British Council Gelar UK/ID Festival 2017

British Council Gelar UK/ID Festival 2017

Organisasi internasional asal Inggris untuk hubungan budaya dan kesempatan pendidikan British Council untuk kedua kalinya menggelar UK/ID Festival 2017 Come Together yang berlangsung pada 17-22 Oktober di The Establishment, SCBD, Jakarta.

Festival tersebut akan melibatkan 32 seniman dan organisasi seni asal Indonesia serta 22 seniman asal Inggris. Tema Come Together sendiri memiliki esensi tentang dialog dan kemauan untuk memahami perbedaan, sekaligus merayakan keberagaman manusia dan budaya Inggris-Indonesia, serta menampilkan potensi kreatif dari kaum difabel.

“Festival ini diisi oleh semangat kegembiraan dari Inggris dan Indonesia, sebuah perayaan tentang berbagai hal menakjubkan yang dapat tercipta ketika seniman berbakat yang memiliki berbagai latar belakang berbeda dari kedua negara berkumpul untuk berbagi gagasan dan kreativitas,” kata Direktur British Council di Indonesia, Paul Smith OBE dalam jumpa pers di Jakarta, Rabu (4/10).

Festival UK/ID 2017 adalah bagian dari program UK/Indonesia 2016-2018 yang diluncurkan bersamaan dengan kunjungan Presiden Joko Widodo ke Inggris pada April 2016. Program ini memiliki tujuan untuk membangun hubungan kreatif lewat residensi, kegiatan berjejaring, kunjungan budaya, serta proyek kolaborasi yang dilaksanakan sepanjang tahun.

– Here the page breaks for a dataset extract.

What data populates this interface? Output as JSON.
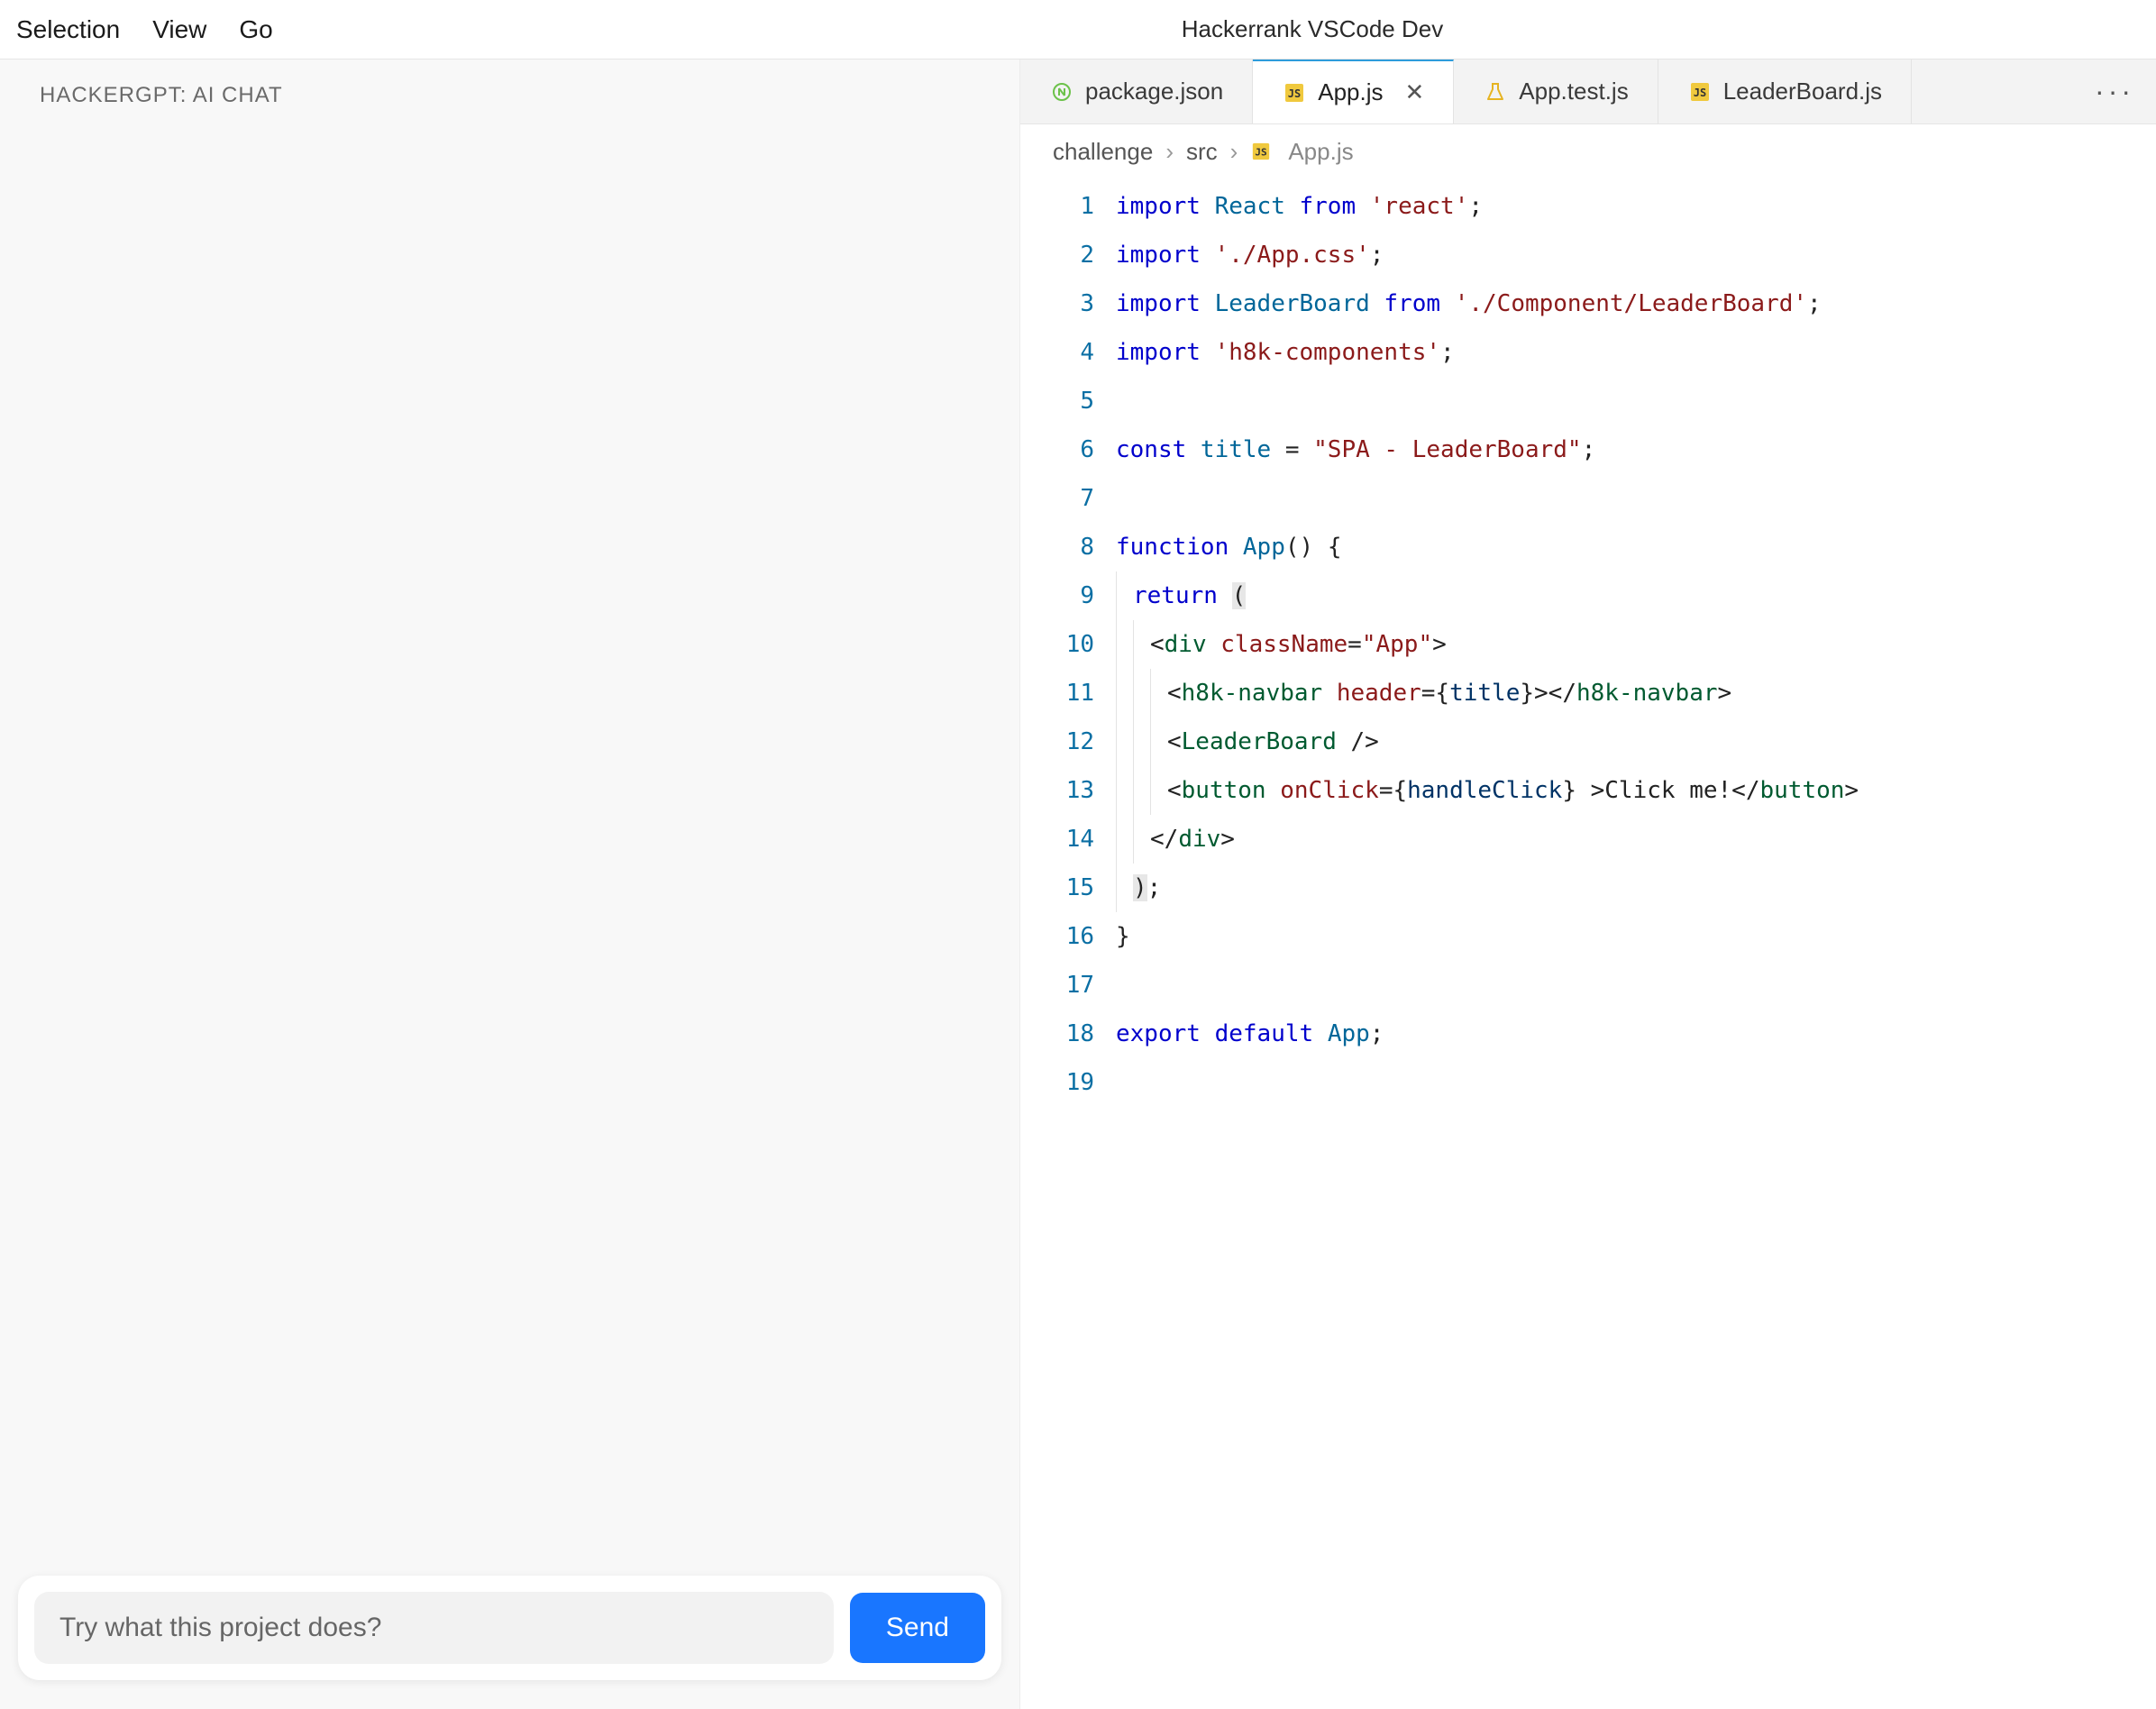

Lebih lanjut Paul Smith mengatakan festival tahun ini akan menampilkan berbagai acara menarik seperti konser musik, pemutaran film, pementasan karya seni, pameran visual instalasi seni, serta lokakarya dan diskusi panel.

UK/ID Festival 2017 akan dibuka dengan pemutaran perdana film “English is Mine” di Indonesia. Film ini menceritakan masa awal karir sosok Morrissey sebelum dia membentuk grup musik The Smiths. Kegiatan tersebut akan dilanjutkan oleh penampilan kolaboratif antara musisi musik elektronik asal London Chloe Martini dengan penyanyi Indonesia, Neonomora.

Festival yang berlangsung selama enam hari tersebut juga akan diramaikan dengan pemutaran film Alfred Hitchcock berjudul The Lodger yang akan direspon dengan sebuah penampilan live scoring oleh Sjuman School of Music. Pemutaran film lain yang tak kalah menarik adalah film A Distant Echo karya George Clark, yang juga akan direspon oleh sebuah grup rock keramik asal Jatiwangi, Hanyaterra.

Kemudian ada juga diskusi Frequency Factory volume 13 yang akan membedah lansekap musik elektronik di Indonesia dan Inggris, diikuti pemutaran film Northern Disco Lights bersama Double Deer. Ismaya Live yang juga terlibat sebagai mitra dalam UK/ID Festival akan menampilkan penyanyi Dan Croll asal Inggris.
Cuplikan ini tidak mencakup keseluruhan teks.